Yazımıza başlamadan önce, dillerde dolaşan, özellikle de siyasi alanda çok görülen “narsist” kişiliğe ve de deyimine kısa bir açıklık kazandıralım istedim.
Çünkü öyle kişilere veya kişilikleri bozuk insanlara rastlıyoruz ki buna hayret etmemek mümkün değildir.
Bu tür insanların, tedaviye muhtaç olduklarından kendine hayırları olmadığı gibi, hiç kimseye de faydaları olmaz.
O nedenle bir kişiyi seçerken veya yol arkadaşı olurken bu tür tiplere çok dikkat edilmelidir.
Yoksa sükûtu hayale uğrarsınız ama iş işten de geçmiş olur!
Narsist; narsisizm veya özseverlik; kişinin kendisini beğenmesi, kabaca tabirle kişinin kendine âşık olması olarak tanımlanan bir terimdir!
Başkasının düşüncesine ve isteklerine ilgisiz kalan kendini beğenmiş tiplerdir!
Yunan mitolojesine göre de; genç Narkissos göle düşen yansımasına âşık olmuştur.

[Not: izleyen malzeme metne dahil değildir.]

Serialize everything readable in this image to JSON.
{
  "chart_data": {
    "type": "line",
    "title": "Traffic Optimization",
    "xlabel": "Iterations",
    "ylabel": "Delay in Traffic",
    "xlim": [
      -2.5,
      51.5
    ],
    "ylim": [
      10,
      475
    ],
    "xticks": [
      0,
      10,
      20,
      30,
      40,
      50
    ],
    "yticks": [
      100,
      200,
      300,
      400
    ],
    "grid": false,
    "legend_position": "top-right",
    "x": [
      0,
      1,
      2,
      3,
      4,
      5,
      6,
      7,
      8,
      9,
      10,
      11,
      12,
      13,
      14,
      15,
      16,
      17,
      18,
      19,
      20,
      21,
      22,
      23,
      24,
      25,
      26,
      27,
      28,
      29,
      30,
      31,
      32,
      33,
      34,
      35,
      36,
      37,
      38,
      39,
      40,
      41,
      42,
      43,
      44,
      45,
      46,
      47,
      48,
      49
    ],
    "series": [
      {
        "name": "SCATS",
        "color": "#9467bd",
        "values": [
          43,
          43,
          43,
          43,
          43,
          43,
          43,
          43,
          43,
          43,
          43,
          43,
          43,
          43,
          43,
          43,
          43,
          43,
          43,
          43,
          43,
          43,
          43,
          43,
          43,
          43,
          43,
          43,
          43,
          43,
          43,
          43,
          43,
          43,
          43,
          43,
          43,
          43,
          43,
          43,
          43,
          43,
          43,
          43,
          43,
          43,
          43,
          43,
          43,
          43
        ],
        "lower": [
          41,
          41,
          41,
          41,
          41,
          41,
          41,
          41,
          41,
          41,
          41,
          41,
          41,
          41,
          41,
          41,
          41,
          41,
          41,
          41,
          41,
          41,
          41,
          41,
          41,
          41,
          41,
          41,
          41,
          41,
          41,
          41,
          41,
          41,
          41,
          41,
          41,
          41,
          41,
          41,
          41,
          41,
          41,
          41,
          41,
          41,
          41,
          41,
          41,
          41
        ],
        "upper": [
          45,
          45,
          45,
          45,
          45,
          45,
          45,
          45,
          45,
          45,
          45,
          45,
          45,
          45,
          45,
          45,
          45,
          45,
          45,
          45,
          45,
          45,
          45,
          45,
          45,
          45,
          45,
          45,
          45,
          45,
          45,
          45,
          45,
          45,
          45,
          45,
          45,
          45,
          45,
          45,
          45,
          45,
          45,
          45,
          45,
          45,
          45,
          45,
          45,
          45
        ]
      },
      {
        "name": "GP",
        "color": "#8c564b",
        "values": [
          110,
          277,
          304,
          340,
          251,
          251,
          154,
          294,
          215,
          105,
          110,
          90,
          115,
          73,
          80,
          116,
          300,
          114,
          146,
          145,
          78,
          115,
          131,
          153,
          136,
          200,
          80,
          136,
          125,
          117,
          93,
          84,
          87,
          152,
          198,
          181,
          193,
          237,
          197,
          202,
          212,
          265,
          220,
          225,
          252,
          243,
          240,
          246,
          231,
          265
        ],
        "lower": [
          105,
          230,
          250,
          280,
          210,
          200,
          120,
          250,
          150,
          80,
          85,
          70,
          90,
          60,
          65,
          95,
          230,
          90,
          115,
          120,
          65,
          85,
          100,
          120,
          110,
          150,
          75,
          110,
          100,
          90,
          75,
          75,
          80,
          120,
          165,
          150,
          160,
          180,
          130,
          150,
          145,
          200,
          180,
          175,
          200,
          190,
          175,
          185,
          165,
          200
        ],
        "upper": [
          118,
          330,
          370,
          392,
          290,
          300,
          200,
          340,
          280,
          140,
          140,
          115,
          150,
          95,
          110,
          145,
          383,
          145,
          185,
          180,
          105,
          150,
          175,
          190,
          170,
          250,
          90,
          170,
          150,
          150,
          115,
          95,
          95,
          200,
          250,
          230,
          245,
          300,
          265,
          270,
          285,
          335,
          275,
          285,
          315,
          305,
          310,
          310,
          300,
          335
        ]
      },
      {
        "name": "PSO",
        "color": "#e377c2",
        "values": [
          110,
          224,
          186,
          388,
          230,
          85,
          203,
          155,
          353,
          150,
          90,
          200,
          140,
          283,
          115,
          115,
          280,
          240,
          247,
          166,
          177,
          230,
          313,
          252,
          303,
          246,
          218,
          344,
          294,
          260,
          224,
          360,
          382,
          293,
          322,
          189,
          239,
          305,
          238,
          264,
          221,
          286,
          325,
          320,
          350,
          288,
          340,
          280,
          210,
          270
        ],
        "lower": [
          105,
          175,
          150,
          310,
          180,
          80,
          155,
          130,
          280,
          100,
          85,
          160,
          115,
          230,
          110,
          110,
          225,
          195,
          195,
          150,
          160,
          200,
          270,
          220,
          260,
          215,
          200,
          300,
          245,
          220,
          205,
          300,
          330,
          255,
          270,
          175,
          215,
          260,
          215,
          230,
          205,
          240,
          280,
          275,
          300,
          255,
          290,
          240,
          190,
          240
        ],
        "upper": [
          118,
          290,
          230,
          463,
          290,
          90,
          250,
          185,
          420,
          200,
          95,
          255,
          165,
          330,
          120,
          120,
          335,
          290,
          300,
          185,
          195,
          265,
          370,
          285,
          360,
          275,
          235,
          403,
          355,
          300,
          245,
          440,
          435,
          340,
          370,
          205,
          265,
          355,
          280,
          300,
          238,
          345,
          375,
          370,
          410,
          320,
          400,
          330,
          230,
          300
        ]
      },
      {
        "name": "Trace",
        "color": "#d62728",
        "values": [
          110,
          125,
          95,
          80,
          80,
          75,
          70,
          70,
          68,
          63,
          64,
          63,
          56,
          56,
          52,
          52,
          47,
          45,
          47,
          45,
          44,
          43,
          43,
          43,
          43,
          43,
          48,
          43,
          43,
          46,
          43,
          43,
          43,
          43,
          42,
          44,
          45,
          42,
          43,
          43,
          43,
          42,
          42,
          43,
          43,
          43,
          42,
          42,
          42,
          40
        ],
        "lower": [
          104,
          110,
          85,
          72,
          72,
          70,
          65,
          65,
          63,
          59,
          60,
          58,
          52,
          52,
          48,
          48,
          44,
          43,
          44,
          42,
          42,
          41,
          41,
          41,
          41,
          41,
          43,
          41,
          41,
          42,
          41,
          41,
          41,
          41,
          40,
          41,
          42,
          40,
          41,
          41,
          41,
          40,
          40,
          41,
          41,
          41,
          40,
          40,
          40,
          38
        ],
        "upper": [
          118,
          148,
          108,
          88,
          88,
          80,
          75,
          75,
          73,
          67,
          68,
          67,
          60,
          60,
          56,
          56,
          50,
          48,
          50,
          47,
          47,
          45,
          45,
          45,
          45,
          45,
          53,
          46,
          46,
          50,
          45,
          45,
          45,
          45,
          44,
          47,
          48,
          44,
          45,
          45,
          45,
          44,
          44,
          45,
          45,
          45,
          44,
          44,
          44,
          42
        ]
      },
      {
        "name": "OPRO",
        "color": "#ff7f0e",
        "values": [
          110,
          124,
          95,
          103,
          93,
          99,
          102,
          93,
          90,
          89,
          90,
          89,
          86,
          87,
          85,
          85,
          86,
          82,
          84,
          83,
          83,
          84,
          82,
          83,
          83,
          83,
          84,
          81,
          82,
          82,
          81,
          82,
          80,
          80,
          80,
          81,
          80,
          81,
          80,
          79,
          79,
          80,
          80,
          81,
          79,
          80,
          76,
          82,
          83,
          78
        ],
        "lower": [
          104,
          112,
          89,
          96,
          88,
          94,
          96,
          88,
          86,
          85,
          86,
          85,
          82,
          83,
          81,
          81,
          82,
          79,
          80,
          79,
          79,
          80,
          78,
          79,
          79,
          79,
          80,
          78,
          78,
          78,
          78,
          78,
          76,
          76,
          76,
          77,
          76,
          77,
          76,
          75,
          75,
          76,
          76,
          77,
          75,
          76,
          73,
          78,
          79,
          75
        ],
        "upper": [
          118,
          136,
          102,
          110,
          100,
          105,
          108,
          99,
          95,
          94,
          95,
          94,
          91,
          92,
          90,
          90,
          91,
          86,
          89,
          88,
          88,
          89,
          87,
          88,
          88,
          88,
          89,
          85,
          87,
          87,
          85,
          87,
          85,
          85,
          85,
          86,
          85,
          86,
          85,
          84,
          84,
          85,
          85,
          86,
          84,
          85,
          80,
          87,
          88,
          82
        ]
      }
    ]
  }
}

O gündür, bu gündür de bu gündemdedir.
***
Aslında bu açıklamanın, yazdığımız bu yazıyla veya bu yazıda adı geçen kişilerle hiç ilgisi olmadığı gibi, siyasi alanda da çok rastlanabilir bir unsur olması nedeniyle anımsatmak adına lütfen düşülmüş bir not olarak kabul etmenizi rica ederim!
***
Atatürk’e hakaret eden Y. Bahadıroğlu; Konya Selçuklu belediyesinin tertiplemiş olduğu etkinliğe konuşmacı olarak katılmış!
Ne güzel değil mi?
Hani ne derler?
Arif’in fikri neyse, zikri de odur!
***
15 Temmuz gecesi, Sayın Aykut Erdoğdu ile Sayın Özgür Özel, gece meclise doğru giderlerken, uçaklar üstümüzden geçiyor ve çatışma sesleri geliyor diyerek böyle bir not düşmek istemişler ama sonra da vaz geçmişler!
Peki, ne demişler?
“Eğer başımıza bir hal gelirse, çocuklarımız halkımıza emanettir” demişler!
Bravo!
Ya halkın başına bir şeyler gelirse ki geldiğinden maada, bu halk kime emanet olacak?
Kime olsun ki?
Onların Allahtan başka güvendikleri yer mi var sanki?
Peki, sonuç ne?
Ne olacak, biri kıyak zamlı vekil, diğeri kıytırık zamlı asil!
Kimin umurunda ki?
***
Büyüme %11 dediler ve milleti adeta sevindirmeye çalıştılar!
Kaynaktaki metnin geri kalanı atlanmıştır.